プロが教えます!公認会計士
山田淳一郎さんのトクする税金の話

第15回
売却原価つまり「取得費」の計算は
一般的な人の感覚と違うので注意!!

「株式の売却利益と損失を把握するのは手間ではあるが、
そんなに大騒ぎするほどのことではない、
だって、今までも『儲かった、損した』ということは
把握しており一喜一憂(?)していたのだから。
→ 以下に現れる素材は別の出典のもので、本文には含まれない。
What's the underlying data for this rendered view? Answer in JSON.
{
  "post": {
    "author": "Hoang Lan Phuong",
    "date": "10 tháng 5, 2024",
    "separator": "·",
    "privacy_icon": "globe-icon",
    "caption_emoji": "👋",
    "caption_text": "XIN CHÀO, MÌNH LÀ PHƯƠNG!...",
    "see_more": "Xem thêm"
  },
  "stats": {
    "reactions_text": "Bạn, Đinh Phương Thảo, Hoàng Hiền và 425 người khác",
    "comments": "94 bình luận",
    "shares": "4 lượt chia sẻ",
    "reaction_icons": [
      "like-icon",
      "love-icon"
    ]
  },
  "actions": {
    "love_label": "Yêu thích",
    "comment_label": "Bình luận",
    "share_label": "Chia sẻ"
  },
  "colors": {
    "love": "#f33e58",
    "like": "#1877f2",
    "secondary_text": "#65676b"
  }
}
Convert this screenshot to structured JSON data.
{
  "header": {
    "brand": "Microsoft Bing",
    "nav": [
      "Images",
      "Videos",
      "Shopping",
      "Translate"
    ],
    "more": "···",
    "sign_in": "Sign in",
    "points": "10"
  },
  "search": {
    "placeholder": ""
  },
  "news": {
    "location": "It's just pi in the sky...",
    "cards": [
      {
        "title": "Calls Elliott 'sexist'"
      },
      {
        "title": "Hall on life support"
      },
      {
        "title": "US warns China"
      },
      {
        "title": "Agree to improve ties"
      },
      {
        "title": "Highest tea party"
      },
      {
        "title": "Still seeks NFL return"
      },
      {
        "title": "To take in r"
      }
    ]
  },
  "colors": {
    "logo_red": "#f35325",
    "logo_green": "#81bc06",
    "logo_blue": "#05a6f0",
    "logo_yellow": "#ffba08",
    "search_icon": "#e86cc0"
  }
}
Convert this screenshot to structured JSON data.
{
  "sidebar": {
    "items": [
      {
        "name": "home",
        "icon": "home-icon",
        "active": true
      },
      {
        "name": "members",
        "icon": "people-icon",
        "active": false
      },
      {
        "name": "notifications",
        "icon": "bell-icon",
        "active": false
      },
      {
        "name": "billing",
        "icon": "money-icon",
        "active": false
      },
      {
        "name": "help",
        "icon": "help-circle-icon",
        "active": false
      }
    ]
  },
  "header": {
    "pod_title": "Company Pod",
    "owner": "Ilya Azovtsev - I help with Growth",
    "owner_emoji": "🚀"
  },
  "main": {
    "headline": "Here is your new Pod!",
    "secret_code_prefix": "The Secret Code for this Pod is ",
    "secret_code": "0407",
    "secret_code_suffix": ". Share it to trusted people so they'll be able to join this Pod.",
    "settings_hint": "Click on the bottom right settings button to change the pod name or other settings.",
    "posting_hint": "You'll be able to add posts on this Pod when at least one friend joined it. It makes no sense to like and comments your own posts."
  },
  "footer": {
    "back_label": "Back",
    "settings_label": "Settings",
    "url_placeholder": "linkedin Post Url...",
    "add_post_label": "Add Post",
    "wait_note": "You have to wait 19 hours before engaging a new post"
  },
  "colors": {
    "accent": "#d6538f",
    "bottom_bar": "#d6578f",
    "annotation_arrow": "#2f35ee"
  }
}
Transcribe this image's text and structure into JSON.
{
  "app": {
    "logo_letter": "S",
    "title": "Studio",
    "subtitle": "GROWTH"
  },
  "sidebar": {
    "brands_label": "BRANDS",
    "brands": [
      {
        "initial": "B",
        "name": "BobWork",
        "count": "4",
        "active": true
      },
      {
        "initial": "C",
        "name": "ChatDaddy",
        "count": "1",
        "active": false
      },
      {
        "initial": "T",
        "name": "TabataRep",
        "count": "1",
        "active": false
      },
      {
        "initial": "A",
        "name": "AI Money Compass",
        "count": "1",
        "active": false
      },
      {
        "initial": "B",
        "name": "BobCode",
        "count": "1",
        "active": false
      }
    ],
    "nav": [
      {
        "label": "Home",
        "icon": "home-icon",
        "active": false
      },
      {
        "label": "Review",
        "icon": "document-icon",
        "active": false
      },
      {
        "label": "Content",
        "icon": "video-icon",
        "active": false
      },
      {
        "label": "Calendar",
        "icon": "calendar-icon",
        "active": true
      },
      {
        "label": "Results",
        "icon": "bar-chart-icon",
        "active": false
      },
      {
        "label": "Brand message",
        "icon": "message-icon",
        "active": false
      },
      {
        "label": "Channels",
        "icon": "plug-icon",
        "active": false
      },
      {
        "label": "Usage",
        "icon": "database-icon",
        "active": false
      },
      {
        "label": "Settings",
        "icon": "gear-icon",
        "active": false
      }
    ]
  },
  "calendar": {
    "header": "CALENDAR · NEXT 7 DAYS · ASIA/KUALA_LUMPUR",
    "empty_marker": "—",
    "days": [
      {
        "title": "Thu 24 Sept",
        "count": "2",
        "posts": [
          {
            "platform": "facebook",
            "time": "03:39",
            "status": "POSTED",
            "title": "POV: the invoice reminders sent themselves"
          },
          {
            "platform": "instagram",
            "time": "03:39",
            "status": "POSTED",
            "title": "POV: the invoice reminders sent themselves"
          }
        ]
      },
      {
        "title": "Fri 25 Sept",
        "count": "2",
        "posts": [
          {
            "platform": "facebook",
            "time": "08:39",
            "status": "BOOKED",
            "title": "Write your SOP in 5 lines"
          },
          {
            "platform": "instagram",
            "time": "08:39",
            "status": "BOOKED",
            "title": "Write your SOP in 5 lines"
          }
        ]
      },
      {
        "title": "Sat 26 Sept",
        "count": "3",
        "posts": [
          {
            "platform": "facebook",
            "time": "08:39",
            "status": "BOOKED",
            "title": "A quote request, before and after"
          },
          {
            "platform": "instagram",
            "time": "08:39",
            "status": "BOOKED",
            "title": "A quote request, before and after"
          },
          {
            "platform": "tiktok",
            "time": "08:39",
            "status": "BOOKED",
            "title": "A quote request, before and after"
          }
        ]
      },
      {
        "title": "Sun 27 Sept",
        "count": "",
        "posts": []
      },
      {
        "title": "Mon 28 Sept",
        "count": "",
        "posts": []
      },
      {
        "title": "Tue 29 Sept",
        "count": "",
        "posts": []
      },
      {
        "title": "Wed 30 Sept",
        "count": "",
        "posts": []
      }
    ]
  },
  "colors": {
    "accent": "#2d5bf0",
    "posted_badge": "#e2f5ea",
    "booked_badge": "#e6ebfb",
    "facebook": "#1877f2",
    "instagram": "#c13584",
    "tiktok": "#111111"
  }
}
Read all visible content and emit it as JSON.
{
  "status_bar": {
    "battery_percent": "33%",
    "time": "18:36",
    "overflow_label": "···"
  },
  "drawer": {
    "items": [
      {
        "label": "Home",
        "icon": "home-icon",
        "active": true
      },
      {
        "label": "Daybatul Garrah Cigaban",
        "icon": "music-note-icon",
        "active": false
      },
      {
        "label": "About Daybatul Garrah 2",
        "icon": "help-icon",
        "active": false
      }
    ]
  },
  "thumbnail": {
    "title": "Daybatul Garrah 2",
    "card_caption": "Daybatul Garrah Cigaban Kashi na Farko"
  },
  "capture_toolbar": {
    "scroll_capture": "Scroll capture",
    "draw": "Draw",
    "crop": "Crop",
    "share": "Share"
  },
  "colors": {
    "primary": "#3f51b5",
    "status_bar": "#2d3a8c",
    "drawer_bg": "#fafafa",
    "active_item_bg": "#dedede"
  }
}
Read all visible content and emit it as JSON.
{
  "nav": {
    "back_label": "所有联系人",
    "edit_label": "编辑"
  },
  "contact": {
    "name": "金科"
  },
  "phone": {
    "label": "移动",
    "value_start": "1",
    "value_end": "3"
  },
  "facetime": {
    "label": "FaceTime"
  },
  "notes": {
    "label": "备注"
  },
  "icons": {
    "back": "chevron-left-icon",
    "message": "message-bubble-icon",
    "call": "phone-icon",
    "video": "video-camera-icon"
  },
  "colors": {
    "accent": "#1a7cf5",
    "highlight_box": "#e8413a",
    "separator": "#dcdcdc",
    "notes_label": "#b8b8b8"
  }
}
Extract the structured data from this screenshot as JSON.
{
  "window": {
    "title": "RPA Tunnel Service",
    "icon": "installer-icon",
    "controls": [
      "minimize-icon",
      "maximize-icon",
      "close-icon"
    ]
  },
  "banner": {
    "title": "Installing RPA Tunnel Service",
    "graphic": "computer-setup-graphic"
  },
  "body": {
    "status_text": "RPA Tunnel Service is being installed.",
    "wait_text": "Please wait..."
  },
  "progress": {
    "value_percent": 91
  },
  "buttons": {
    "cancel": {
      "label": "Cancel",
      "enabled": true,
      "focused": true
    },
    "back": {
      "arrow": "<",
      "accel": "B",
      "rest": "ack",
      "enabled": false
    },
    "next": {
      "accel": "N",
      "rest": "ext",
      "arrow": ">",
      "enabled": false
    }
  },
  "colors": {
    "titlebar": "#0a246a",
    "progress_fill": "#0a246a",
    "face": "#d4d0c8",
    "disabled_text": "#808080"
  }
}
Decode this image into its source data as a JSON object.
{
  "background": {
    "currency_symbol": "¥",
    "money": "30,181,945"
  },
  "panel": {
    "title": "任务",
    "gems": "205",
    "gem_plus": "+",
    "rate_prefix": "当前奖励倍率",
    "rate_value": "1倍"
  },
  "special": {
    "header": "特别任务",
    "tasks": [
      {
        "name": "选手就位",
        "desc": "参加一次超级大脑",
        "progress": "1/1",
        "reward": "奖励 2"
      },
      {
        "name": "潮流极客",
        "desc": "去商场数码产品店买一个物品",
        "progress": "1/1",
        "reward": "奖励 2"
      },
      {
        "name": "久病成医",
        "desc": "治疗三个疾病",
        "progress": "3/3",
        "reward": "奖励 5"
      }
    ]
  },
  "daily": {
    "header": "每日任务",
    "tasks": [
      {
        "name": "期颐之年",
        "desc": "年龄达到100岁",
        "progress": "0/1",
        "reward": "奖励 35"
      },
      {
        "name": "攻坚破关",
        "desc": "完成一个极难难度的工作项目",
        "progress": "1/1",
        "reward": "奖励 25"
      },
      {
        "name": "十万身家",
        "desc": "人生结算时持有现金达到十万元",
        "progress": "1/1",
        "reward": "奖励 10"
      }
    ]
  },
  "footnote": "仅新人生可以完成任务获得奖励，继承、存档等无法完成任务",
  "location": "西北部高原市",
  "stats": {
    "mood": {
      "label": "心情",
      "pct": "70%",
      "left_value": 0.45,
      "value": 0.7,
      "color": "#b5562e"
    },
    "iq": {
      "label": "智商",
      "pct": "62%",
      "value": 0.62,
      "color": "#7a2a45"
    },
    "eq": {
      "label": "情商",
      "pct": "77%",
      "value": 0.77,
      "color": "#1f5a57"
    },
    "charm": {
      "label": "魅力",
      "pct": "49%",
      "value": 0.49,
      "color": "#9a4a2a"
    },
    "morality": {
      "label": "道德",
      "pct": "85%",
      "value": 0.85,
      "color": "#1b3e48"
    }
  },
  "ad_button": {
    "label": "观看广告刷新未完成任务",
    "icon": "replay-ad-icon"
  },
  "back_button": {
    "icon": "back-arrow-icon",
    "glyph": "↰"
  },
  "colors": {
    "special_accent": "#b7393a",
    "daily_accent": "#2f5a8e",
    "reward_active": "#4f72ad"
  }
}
」
といった声も聞こえてきますが、
しかし税金計算上の株式売却損益の把握は
チョッと複雑なので勉強して下さい。

株式の売却損益は、
「売却収入−(取得費+譲渡費用)」で求めます。
難しいのは、そのうちの「取得費」です。

ある銘柄を1,000株買っておいて、
後にそれを全部売った場合だと、
「100万円で買った株式1,000株を120万円で売った、
だから売却利益は20万円」という具合に
「取得費」・「売却利益」の把握は簡単です。

ところが、同じ銘柄の株式を次々と買い増しした上で、
その株式の一部を売るケースは
「取得費」の計算が複雑になります。
皆さんのように投資経験の多い方ですと
ドルコスト平均法による株式投資のメリット等を考えて、
買い増ししている方が多いでしょうから、
そのような個人投資家の方々の「取得費」の計算は複雑です。

どう複雑か、と申しますと、
所得税・住民税の世界では
株式売却損益把握のための「取得費」は
あの時のあの株式を今回売った、
という具合に「個別ひも付き」では考えず、
「総平均法に準ずる方法(いわゆる移動平均法)」で把握します
(株式売却が「譲渡所得」に該当する場合。信用取引でない場合)。

例えば、A銘柄の株式を100万円で1株買い、
次に130万円で1株買った後、
そのうちの1株を売却した時の「取得費」は
100万円でも130万円でもなく、その平均値115万円となります。
このように実際の購入価額を基礎に定められたルール
(総平均法に準ずる方法)に従い、
「取得費」を計算しなければなりません。

この取得費ルールは、従来からあったルールですが、
平成14年までは「源泉分離課税」を選択していれば
「取得費」を計算する必要がなかった、
すなわち取得費ルールを知らなくても済んでいたのです。

※実際は、「購入価額」と「購入のための手数料」の
  合計額が取得費となります。